Ici, pas de problèmes d’immigration, de délinquance, de
logement, d’emploi. Ça ne veut pas dire que tout le monde soit riche, bien
loin de là. Je suppose que la petite vieille qui vit dans sa maison à toit de
tôle un peu plus haut n’est pas riche à millions et que les éboueurs ne se
voient pas proposer des ponts d’or pour faire un travail qu’en tant que
Français ils devraient refuser. Je suppose aussi que ceux qui ne trouvent pas
de travail vont s’installer là où il y a du chômage…
Bref, les gens mènent des vies simples et l’un dans l’autre probablement
agréables. On peut laisser sa porte ou sa voiture ouvertes sans que rien n’arrive.
Il y a bien eu une vague de cambriolages il y a quelque temps. D’après ce qu’on
m’a raconté, c’était le fait de jeunes Anglais. De ceux que leurs parents voulaient
justement protéger de la contamination citadine en venant s’installer ici. Il
leur fallait peut-être un temps d’adaptation… Ça s’est calmé.
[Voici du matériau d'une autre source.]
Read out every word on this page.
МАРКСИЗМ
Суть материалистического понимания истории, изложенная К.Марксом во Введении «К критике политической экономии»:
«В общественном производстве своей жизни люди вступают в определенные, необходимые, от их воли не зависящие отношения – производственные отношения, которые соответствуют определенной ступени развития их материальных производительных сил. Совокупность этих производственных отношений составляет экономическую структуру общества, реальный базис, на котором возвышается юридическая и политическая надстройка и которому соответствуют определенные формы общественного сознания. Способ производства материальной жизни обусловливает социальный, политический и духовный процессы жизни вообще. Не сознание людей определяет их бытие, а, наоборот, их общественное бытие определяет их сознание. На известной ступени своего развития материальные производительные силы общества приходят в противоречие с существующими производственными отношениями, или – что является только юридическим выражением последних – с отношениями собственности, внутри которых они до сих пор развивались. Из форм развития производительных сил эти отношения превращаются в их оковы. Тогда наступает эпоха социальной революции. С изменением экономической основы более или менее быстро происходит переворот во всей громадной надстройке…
Ce qui est étonnant à mes yeux, c’est que tout en semblant pester contre la ville,
si peu la fuient. Il faut dire que la grand ville offre bien des avantages :
on y a tout sous la main : loisirs, spectacles, magasins, que sais-je
encore ? Le seul problème c’est qu’une fois qu’on a payé le loyer on n’a souvent
plus un sou pour profiter de toutes ces merveilles. Ce n’est pas grave :
on a tout à portée et ça rassure. Sauf que pour parcourir quelques kilomètres
on y met des heures… Parfois plus que ne mettrait le rural pour les atteindre…
Vous me direz que le travail, c’est en ville qu’on le
trouve. Mais les entreprises ne s’installent-elles pas en ville afin de pouvoir
y recruter les cadres, ouvriers et employés qui ne voudraient en aucun cas s’installer
au vert, faute s’y bénéficier des avantages de la ville ? Le serpent se
mord la queue…
Il paraît que 90% des Français (et de leurs enrichisseurs)
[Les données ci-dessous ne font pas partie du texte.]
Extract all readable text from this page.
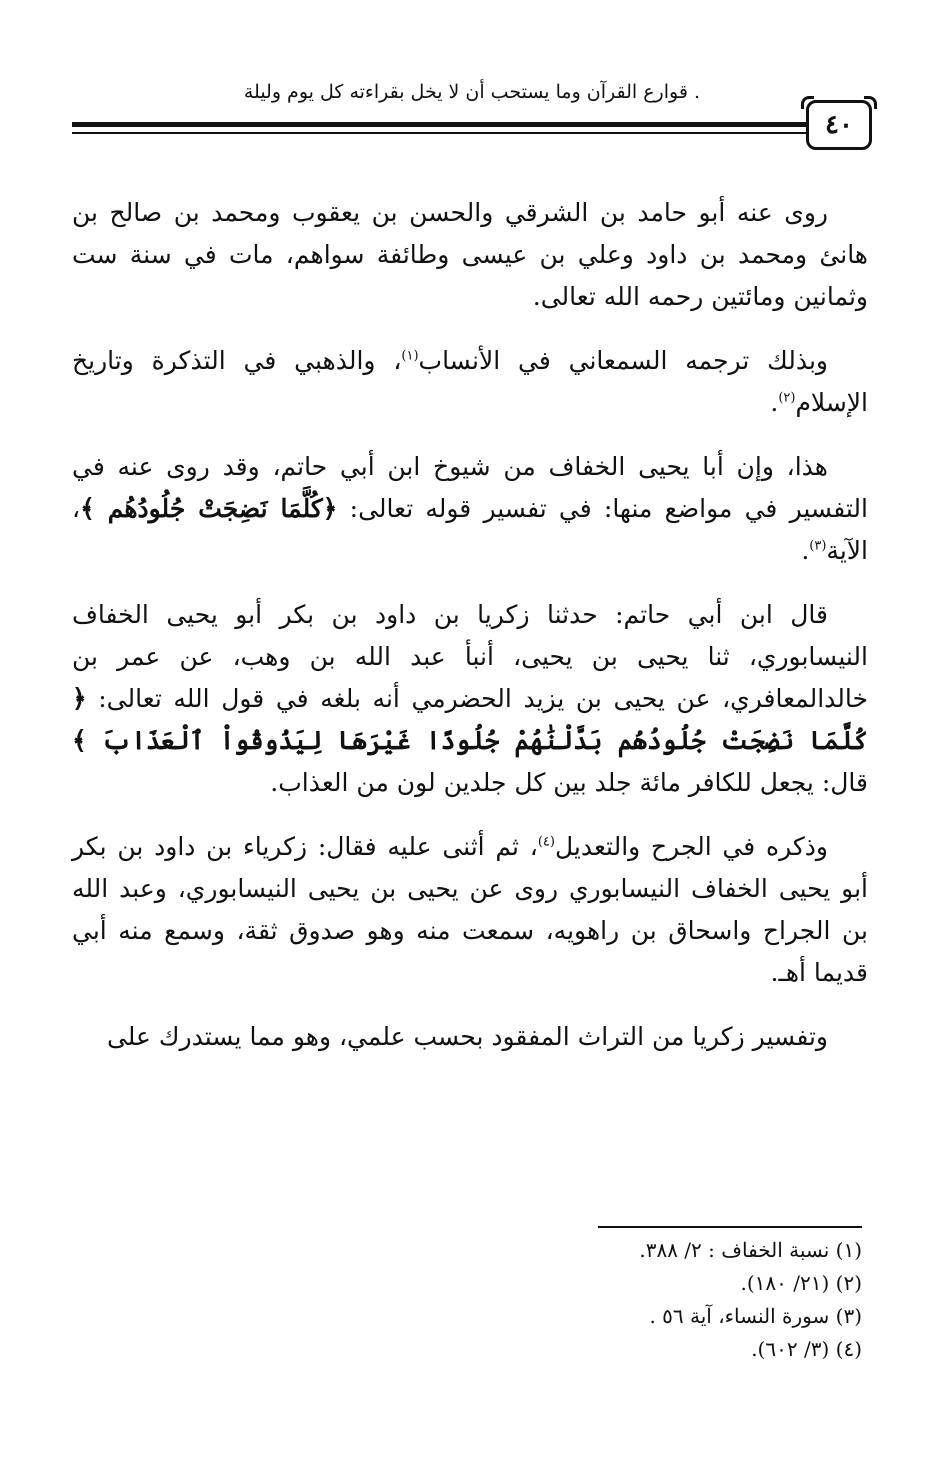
. قوارع القرآن وما يستحب أن لا يخل بقراءته كل يوم وليلة
٤٠

روى عنه أبو حامد بن الشرقي والحسن بن يعقوب ومحمد بن صالح بن هانئ ومحمد بن داود وعلي بن عيسى وطائفة سواهم، مات في سنة ست وثمانين ومائتين رحمه الله تعالى.

وبذلك ترجمه السمعاني في الأنساب$^{(١)}$، والذهبي في التذكرة وتاريخ الإسلام$^{(٢)}$.

هذا، وإن أبا يحيى الخفاف من شيوخ ابن أبي حاتم، وقد روى عنه في التفسير في مواضع منها: في تفسير قوله تعالى: ﴿كُلَّمَا نَضِجَتْ جُلُودُهُم ﴾، الآية$^{(٣)}$.

قال ابن أبي حاتم: حدثنا زكريا بن داود بن بكر أبو يحيى الخفاف النيسابوري، ثنا يحيى بن يحيى، أنبأ عبد الله بن وهب، عن عمر بن خالدالمعافري، عن يحيى بن يزيد الحضرمي أنه بلغه في قول الله تعالى: ﴿ كُلَّمَا نَضِجَتْ جُلُودُهُم بَدَّلْنَٰهُمْ جُلُودًا غَيْرَهَا لِيَذُوقُواْ ٱلْعَذَابَ ﴾ قال: يجعل للكافر مائة جلد بين كل جلدين لون من العذاب.

وذكره في الجرح والتعديل$^{(٤)}$، ثم أثنى عليه فقال: زكرياء بن داود بن بكر أبو يحيى الخفاف النيسابوري روى عن يحيى بن يحيى النيسابوري، وعبد الله بن الجراح واسحاق بن راهويه، سمعت منه وهو صدوق ثقة، وسمع منه أبي قديما أهـ.

وتفسير زكريا من التراث المفقود بحسب علمي، وهو مما يستدرك على

(١) نسبة الخفاف : ٢/ ٣٨٨.
(٢) (٢١/ ١٨٠).
(٣) سورة النساء، آية ٥٦ .
(٤) (٣/ ٦٠٢).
vivent sur 10% du territoire. Ce qui
explique au passage pourquoi la couverture téléphonique et Internet est ici
lamentable : touchant facilement l’essentiel du marché possible sans
effort, on ne voit pas pourquoi les fournisseurs se ruineraient en relais pour desservir
quelques ploucs.
Il y a bien de plus en plus de rurbains, mais cela ne
relève-t-il pas plus d’une résignation que d’un choix ? Les gens s’éloignent
de plus en plus des centres devenus trop chers pour s’installer dans des
campagnes où ils tentent de recréer la ville. En moins bien, forcément…
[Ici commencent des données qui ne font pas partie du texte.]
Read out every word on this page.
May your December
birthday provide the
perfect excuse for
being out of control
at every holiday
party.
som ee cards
Je ne me plains aucunement de cet état de fait : ma tranquillité est
à ce prix ! Loin de la course des rats (comme disent les Anglais), je
coule des jours paisibles qu’un repeuplement des campagnes viendrait troubler.
N’empêche, j’ai de
plus en plus de mal à me passionner pour ce qui agite ces Martiens auxquels je
rends de moins en moins visite…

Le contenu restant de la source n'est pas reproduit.